25 | B a g a s k a r a

160 7 2
                                    

Dering bel istirahat kedua terdengar keras sekali di telinga. Sebenarnya biasa saja, hanya saja bagi telinga-telinga siswa yang sudah menantikannya itu terdengar beberapa kali lipat lebih keras. Seperti telinga milik empat lelaki tampan itu.

Alva, Althaf, Aldo, dan Alan.

Keempatnya kini berjalan sejajar di tengah-tengah koridor kelas 11. Bak pemeran utama dalam serial drama, tidak ada seorang pun yang berani menghalangi jalan mereka. Semuanya menepi atau menghentikan langkahnya untuk memberi jalan bagi keempat lelaki berbadan atletis itu.

"Kantin," ujar Alva kepada Althaf.

"Duluan aja," balas Althaf lalu setelahnya lelaki berambut acak-acakan itu berjalan ke arah yang berlawanan dengan ketiga temannya.

Jangan dikira setelah adu mulut bahkan adu jotos semalam, mereka akan saling mendiamkan Althaf. Tidak. Pertemanan mereka tidak se-childish itu. Bertengkar boleh, asal untuk kebaikan satu sama lain.

"Anjir emang si Althaf," keluh Aldo mulai mengawali aksi mengghibah setelah dirasa Althaf sudah tak lagi bersama mereka.

"Yoi. Dengki gue sama dia," sahut Alan membenarkan.

Alva yang belum juga paham kemana arah pembicaraan ini jadi sewot. "Kenapa sih, ah elah.
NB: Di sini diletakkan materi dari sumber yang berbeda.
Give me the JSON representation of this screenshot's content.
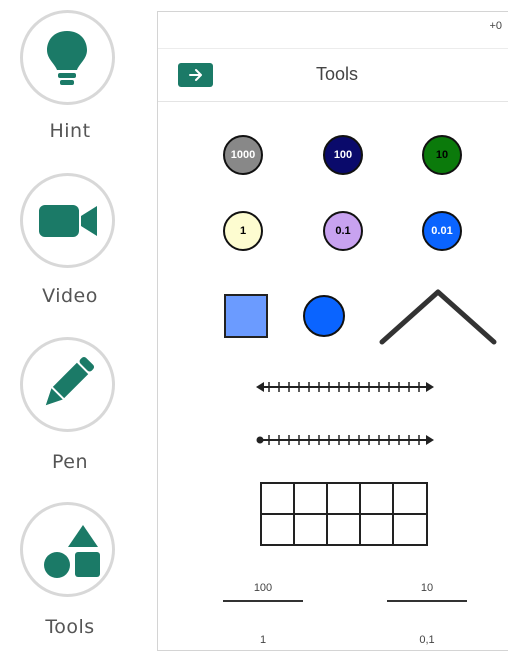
{
  "rail": {
    "items": [
      {
        "label": "Hint",
        "icon": "lightbulb-icon"
      },
      {
        "label": "Video",
        "icon": "video-camera-icon"
      },
      {
        "label": "Pen",
        "icon": "pencil-icon"
      },
      {
        "label": "Tools",
        "icon": "shapes-icon"
      }
    ]
  },
  "panel": {
    "title": "Tools",
    "zoom": "+0",
    "discs": [
      {
        "label": "1000",
        "color": "#888888",
        "text_color": "#ffffff"
      },
      {
        "label": "100",
        "color": "#0a0a6b",
        "text_color": "#ffffff"
      },
      {
        "label": "10",
        "color": "#0b7a0b",
        "text_color": "#000000"
      },
      {
        "label": "1",
        "color": "#fdfcd0",
        "text_color": "#000000"
      },
      {
        "label": "0.1",
        "color": "#c8a2f0",
        "text_color": "#000000"
      },
      {
        "label": "0.01",
        "color": "#0a64ff",
        "text_color": "#ffffff"
      }
    ],
    "fractions": {
      "a_num": "100",
      "b_num": "10",
      "a_den": "1",
      "b_den": "0,1"
    }
  },
  "colors": {
    "accent": "#1b7a67",
    "square": "#6b9bff",
    "circle": "#0a64ff"
  }
}
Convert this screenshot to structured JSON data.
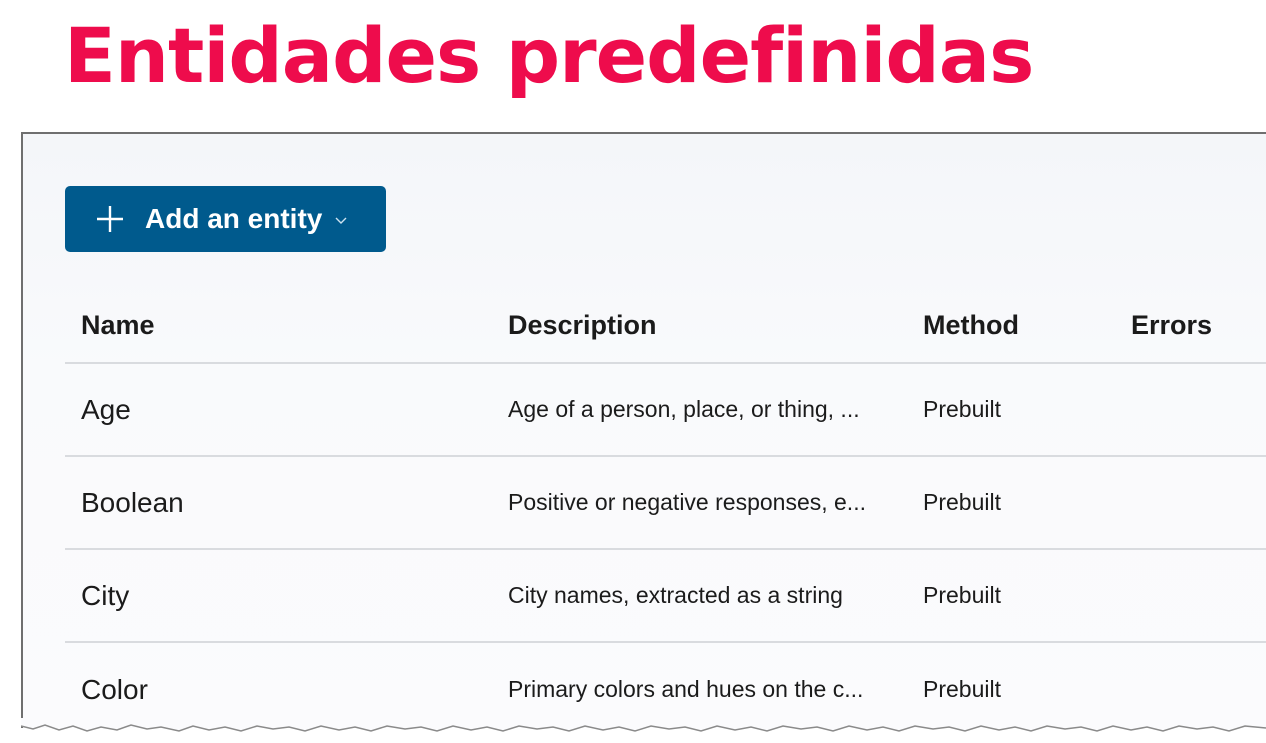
{
  "slide": {
    "title": "Entidades predefinidas"
  },
  "toolbar": {
    "add_entity_label": "Add an entity",
    "add_icon": "plus-icon",
    "dropdown_icon": "chevron-down-icon"
  },
  "table": {
    "columns": {
      "name": "Name",
      "description": "Description",
      "method": "Method",
      "errors": "Errors"
    },
    "rows": [
      {
        "name": "Age",
        "description": "Age of a person, place, or thing, ...",
        "method": "Prebuilt",
        "errors": ""
      },
      {
        "name": "Boolean",
        "description": "Positive or negative responses, e...",
        "method": "Prebuilt",
        "errors": ""
      },
      {
        "name": "City",
        "description": "City names, extracted as a string",
        "method": "Prebuilt",
        "errors": ""
      },
      {
        "name": "Color",
        "description": "Primary colors and hues on the c...",
        "method": "Prebuilt",
        "errors": ""
      }
    ]
  },
  "colors": {
    "title": "#ee0c4c",
    "button": "#005a8d",
    "divider": "#d9dbdf"
  }
}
Kagak nyambung gue."

"Gimana tadi ulangan lo? Lancar?" tanya Aldo sirik. Kedua bola matanya melirik Alva begitu dengki, sangat dengki.

"Woo ya jelaslah, Saudara!" jawab Alva enteng tak peduli lirikan tajam Aldo yang sangat mirip dengan banci yang wig-nya ditarik sampai copot.

Mereka baru selesai mengerjakan UH matematika. Sebenarnya hari ini adalah jadwal UH di kelas XI IPS 1; kelas Alva dengan Althaf. Berhubung minggu lalu Aldo dan Alan yang dari kelas sebelah bolos bersamaan tepat saat UH dilaksanakan di kelasnya, alhasil keduanya menyusul UH tersebut hari ini.

"Oke, lo sih yang lebih gak ada akhlak dibanding Althaf," sirik Aldo masih tetap dengan lirikan bancinya.

"Lah, salah?"

"Selama ulangan, lo anggap kita apa sih, hah? Cicak yang kebetulan lagi nongkrong di kelas?"

Tak sampai hati membiarkan Aldo marah-marah sendiri, Alan jadi sumbang suara. Toh ia juga sirik dengan Alva. "Tega bener punya jawaban kagak dibagi-bagi. Pelit kuburan lo sempit."

"Makanya belajar!"

"Lan Lan, tahan gue, Lan," racau Aldo sudah emosi bukan kepalang mendapat balasan seenak udel dari Alva.

"Do Do, tahan gue juga, Do. Gatel banget nih tangan pingin nonjok dia," racau Alan ikut-ikutan. Cowok itu melingkarkan paksa kedua tangan Aldo ke depan dadanya, bermaksud menghalaunya untuk menonjok mulut songong Alva.

"Yee si bego," cibir Alva tak peduli. Cowok itu bahkan enggan menghentikan langkahnya hanya untuk menyaksikan keributan unfaedah dua temannya itu.

"Sendirinya ngelirik jawaban Althaf sok-sok ngasih tau orang buat belajar. Belajar lo semalem?" teriak Aldo.

"Belajar lah!" sahut Alva juga berteriak. Kali ini ia membalikkan badan, bertatap wajah dengan ekspresi dengki Aldo dan Alan di belakangnya.

"Lan, semalem dia balik jam berapa, ya? Lupa gue."

"Pikun!" sahut Alva lagi sebelum kembali melanjutkan langkah memasuki area kantin sekolah.

"Sebelas kayaknya. Nyampe rumah langsung teler pasti, gue yakin."

"Gue juga yakin. Belajar? Mana sempat, keburu rebahan."

Alva menghela nafasnya malas karena dua manusia dengki itu tak juga menghentikan ocehannya bahkan saat pantat mereka mendarat di kursi kantin. "Mau makan apa lo pada? Biar gue beliin," tawar Alva.